LastPass is a cross-platform password manager that works with all major web browsers to securely store and generate passwords. LastPass also has an enterprise option for businesses that includes support for applications as well as websites.
LastPass Premium is $12 a year for individuals and starts at $24 a year for enterprise customers.
Passpack is a tool designed for teams and businesses that want to make passwords accessible without making them insecure. What I like about Passpack is that it lets users store their personal and work-related passwords in one place, but then choose who has access to which passwords. Plus, Passpack makes sharing passwords secure and also makes it easy to update or change group passwords in bulk.
Passpack for departments and workgroups is $4 a month.
Use HTTPS logins
Beyond just using unique, secure passwords and password management tools, it’s also important that businesses use secure logins, especially when accessing Web services from outside of a corporate network.

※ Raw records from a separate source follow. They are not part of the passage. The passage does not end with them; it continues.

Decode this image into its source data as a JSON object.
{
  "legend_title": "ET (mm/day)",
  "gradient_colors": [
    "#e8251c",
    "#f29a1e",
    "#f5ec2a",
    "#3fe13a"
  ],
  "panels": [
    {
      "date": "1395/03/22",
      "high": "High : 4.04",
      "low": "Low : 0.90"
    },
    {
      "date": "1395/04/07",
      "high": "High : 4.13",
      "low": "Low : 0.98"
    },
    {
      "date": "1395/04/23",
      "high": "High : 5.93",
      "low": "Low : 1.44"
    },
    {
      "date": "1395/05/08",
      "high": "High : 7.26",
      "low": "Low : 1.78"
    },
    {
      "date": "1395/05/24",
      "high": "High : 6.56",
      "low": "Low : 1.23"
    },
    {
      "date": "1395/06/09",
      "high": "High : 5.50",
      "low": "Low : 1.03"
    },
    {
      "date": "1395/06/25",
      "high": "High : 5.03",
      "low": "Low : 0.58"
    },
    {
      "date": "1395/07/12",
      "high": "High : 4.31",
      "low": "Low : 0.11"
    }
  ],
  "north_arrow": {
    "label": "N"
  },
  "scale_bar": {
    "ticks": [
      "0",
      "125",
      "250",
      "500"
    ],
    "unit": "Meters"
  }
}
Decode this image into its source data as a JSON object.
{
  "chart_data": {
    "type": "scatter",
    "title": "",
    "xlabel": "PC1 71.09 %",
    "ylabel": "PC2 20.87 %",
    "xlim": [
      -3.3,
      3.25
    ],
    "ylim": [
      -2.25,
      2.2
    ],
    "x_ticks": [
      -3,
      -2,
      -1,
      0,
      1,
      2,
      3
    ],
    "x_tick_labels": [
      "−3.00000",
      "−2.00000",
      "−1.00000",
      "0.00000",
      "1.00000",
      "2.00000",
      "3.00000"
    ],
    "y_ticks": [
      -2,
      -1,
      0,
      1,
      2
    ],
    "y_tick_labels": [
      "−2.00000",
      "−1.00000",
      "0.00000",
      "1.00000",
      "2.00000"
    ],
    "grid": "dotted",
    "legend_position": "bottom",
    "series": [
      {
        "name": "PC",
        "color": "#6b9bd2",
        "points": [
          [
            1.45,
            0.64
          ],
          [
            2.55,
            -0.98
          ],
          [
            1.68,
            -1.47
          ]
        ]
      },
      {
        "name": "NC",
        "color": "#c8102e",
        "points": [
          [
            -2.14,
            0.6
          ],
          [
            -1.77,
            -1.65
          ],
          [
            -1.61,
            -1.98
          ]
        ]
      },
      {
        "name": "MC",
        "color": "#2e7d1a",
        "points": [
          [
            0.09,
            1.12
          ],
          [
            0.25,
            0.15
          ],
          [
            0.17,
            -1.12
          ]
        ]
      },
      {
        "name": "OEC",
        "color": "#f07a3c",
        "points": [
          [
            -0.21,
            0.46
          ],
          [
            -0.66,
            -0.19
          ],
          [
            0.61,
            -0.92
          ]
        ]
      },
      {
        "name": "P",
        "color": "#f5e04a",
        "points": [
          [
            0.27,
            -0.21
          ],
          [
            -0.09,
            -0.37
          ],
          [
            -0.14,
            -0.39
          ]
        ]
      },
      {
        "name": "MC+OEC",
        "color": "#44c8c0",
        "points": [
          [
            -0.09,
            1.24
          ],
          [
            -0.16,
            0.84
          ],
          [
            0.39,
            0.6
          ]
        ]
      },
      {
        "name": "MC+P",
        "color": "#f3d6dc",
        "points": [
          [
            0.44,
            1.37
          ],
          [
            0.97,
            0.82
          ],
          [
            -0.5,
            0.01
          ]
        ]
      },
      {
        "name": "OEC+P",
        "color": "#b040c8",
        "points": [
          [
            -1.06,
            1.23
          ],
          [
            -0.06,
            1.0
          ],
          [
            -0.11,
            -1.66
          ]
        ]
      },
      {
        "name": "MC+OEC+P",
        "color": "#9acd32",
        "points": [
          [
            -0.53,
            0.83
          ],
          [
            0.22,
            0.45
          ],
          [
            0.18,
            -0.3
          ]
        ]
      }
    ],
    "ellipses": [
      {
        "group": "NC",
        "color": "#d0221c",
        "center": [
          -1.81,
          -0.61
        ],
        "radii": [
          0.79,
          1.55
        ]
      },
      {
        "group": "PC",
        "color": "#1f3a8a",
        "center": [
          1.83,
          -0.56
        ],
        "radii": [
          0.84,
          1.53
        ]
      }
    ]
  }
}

In the last few months, a growing number of websites, including Twitter, Facebook, Gmail, Foursquare and HootSuite, have started to implement HTTPS as a login option. Using HTTPS, logins are encrypted over the network. This means that even if the network itself is open, the password and username to your account isn’t visible to those sniffing the network.
Turning on HTTPS as a default login option in the web services that support it is a good idea for all users, but it makes even better sense in a corporate context.